O que é GRAÇA? III

Caridade cristã, Peter Aertsen
Gratuidade da graça
Se a graça de Deus é o segredo da redenção, ela é também o segredo da maneira concreta pela qual cada cristão e cada igreja a recebem e vivem. As Igrejas da Macedônia receberam a graça da generosidade, os filipenses receberam sua parte da graça do apostolado, que explica toda a atividade de Paulo.

Através da variedade dos carismas se revela a eleição, a escolha provinda de Deus, anterior e independente de quaisquer opções humanas, que, com vistas à salvação, consagra cada um a uma missão específica: I Co 3.10 Segundo a graça de Deus que me foi dada, lancei o fundamento como prudente construtor; e outro edifica sobre ele. Porém cada um veja como edifica.

A gratuidade inicial da eleição irá marcar, para Paulo, toda a existência cristã. A salvação é o dom de Deus, e não a paga merecida por um trabalho; sem o que a graça não é graça. Se a salvação é devida a qualquer observância, a graça de Deus já não tem objetivo, a fé não tem mais sentido e a promessa fica sem efeito. Só a fé na promessa respeita o verdadeiro caráter da obra do Deus, que é ser antes de tudo uma graça.

O que redobra a gratuidade da eleição são as condições concretas em que ela intervém. É um inimigo que Deus escolhe, é um condenado que ele agracia: Rm 5.6-10 - Quando estávamos ainda sem força... pecadores... Inimigos de Deus, impotentes para nos arrancarmos ao pecado: Deus nos reconciliou consigo pela morte do seu Filho. A graça de Deus não se contenta apenas em nos salvar da morte por um gesto de absolvição; ela leva a sua generosidade além de todos os limites: Rm 5.20 - Onde o pecado aumentou, a graça de Deus aumentou muito mais ainda. Ela abre sem reserva a riqueza inesgotável da generosidade, e a difunde sem conta: Rm 8.32 - Uma vez que Deus entregou por nós o seu próprio Filho, como não nos iria dar toda á graça?

Fecundidade da graça
A graça de Deus não é estéril. Ela se vale da fé capaz de produzir obras, de levar a cabo a sua tarefa de operar pela caridade e de produzir frutos. A graça é em Paulo uma fonte inestancável de atividade. Ela faz de Paulo tudo que ele é, faz nele tudo o que ele faz, tanto que o que nele não há mais nada de pessoal, aquilo que é, precisamente é obra dessa graça.

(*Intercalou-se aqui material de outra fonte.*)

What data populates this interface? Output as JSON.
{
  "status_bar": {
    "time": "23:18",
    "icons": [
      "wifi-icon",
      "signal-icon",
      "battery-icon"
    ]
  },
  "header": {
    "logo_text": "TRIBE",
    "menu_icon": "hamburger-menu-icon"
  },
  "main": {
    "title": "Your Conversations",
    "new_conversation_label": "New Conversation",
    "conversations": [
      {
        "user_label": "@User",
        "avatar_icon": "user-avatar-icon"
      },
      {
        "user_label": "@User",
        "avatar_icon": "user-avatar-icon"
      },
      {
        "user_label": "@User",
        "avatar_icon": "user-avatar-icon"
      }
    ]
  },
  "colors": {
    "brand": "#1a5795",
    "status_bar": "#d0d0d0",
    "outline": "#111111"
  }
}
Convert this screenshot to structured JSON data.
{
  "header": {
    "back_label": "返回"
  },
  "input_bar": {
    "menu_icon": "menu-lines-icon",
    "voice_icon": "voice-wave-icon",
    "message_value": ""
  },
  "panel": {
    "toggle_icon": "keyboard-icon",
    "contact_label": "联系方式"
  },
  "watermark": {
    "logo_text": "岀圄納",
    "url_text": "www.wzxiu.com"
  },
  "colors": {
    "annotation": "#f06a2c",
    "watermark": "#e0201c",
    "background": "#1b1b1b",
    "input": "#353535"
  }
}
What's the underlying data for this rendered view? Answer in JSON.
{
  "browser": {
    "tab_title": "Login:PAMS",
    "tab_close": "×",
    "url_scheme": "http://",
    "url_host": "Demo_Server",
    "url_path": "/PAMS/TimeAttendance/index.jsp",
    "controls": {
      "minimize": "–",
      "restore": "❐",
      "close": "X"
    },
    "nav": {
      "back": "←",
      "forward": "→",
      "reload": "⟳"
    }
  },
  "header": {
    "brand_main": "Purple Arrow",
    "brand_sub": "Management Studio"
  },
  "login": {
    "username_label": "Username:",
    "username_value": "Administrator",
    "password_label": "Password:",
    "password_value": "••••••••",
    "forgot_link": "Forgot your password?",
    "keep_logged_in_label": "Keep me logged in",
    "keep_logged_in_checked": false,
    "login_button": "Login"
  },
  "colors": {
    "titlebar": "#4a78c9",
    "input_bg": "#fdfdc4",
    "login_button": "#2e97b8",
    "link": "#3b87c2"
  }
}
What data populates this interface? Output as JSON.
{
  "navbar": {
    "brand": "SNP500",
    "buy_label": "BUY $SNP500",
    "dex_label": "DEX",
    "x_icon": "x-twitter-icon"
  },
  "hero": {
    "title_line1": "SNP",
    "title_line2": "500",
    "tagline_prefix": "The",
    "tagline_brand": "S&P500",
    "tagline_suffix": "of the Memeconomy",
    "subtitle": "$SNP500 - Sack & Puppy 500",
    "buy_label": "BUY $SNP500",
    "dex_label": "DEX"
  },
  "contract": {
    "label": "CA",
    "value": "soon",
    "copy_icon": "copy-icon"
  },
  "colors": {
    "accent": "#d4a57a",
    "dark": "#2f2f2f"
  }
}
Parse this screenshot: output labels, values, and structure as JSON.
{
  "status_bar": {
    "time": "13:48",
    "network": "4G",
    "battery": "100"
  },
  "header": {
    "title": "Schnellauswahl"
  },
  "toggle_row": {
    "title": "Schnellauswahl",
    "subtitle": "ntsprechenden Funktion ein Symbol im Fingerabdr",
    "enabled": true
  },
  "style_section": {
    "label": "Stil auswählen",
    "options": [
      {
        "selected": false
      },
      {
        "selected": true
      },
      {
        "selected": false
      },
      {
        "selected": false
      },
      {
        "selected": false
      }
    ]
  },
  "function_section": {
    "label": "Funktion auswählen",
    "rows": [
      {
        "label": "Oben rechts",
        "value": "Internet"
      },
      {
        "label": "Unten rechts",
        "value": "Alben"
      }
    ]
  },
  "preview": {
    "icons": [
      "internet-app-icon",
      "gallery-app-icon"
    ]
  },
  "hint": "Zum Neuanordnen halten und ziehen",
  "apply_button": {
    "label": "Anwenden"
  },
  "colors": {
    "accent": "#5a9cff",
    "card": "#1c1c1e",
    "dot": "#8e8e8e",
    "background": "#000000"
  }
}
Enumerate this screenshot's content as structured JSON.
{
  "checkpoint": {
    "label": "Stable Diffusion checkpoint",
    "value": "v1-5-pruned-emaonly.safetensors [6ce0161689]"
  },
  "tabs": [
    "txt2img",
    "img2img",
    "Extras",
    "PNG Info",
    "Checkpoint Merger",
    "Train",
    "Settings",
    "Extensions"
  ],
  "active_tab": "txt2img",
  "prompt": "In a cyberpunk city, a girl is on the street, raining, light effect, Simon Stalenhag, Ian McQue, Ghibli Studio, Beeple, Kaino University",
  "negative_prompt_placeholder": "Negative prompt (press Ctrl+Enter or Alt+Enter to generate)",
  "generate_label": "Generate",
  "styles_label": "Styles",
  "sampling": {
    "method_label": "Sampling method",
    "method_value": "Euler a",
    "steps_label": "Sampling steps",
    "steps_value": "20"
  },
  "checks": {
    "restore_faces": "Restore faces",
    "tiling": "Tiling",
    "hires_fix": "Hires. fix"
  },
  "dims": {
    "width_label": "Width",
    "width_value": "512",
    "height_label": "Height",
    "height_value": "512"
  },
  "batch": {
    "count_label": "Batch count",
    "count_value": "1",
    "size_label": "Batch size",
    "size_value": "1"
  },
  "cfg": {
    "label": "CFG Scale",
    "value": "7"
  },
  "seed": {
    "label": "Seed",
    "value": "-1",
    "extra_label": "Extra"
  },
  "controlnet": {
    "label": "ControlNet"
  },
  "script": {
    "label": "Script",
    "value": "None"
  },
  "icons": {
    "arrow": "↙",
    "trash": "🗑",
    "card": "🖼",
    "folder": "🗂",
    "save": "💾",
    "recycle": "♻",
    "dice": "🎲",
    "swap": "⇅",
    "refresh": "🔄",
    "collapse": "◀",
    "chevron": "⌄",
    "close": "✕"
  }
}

Por ser a graça princípio de transformação e de ação, ela exige uma constante colaboração. A graça jamais falta, ela sempre basta, mesmo na pior aflição, pois é aí que se evidencia seu poder. A graça é assim o nascimento para uma existência nova: a do Espírito que anima os filhos de Deus. Essa nova existência é muitas vezes descrita por Paulo mediante categorias jurídicas, que querem marcar a realidade do regime cristão instituído pela graça. O cristão é chamado na graça, estabelecido na graça e vive sob o seu domínio. Mas essa existência não é somente um estado de fato, cuja denominação jurídica fosse fixada por uma autoridade. É uma vida no mais pleno sentido da palavra, a vida dos mortos que retornaram à vida, e vivem uma vida nova com o Cristo ressuscitado. Fazendo parte dum horizonte diferente, a experiência paulina vem nesse ponto a calhar perfeitamente com a experiência joanina: Jo 5.26 - A graça de Cristo é o dom da vida.

Essa é a experiência da vida no Espírito Santo. O regime da graça é o do Espírito: o homem libertado do pecado dá frutos de santificação. O Espírito, que é o dom de Deus por excelência, atesta ao nosso espírito por uma experiência indubitável, que a graça faz realmente de nós filhos de Deus, capazes de invocar a Deus como Pai: Abba. Esta é a justificação operada pela graça: o podermos ser diante de Deus exatamente o que ele espera de nós: filhos diante de seu Pai. Descobrindo então na graça de Deus a fonte de todos os seus gestos, o cristão encontra diante dos homens a atitude exata, o orgulho autêntico, que não se gloria de ter o que quer que seja, mas de haver recebido tudo por graça. Orgulho e graça, duas palavras que Paulo gosta de aproximar. Na graça de Deus o homem consegue ser ele mesmo.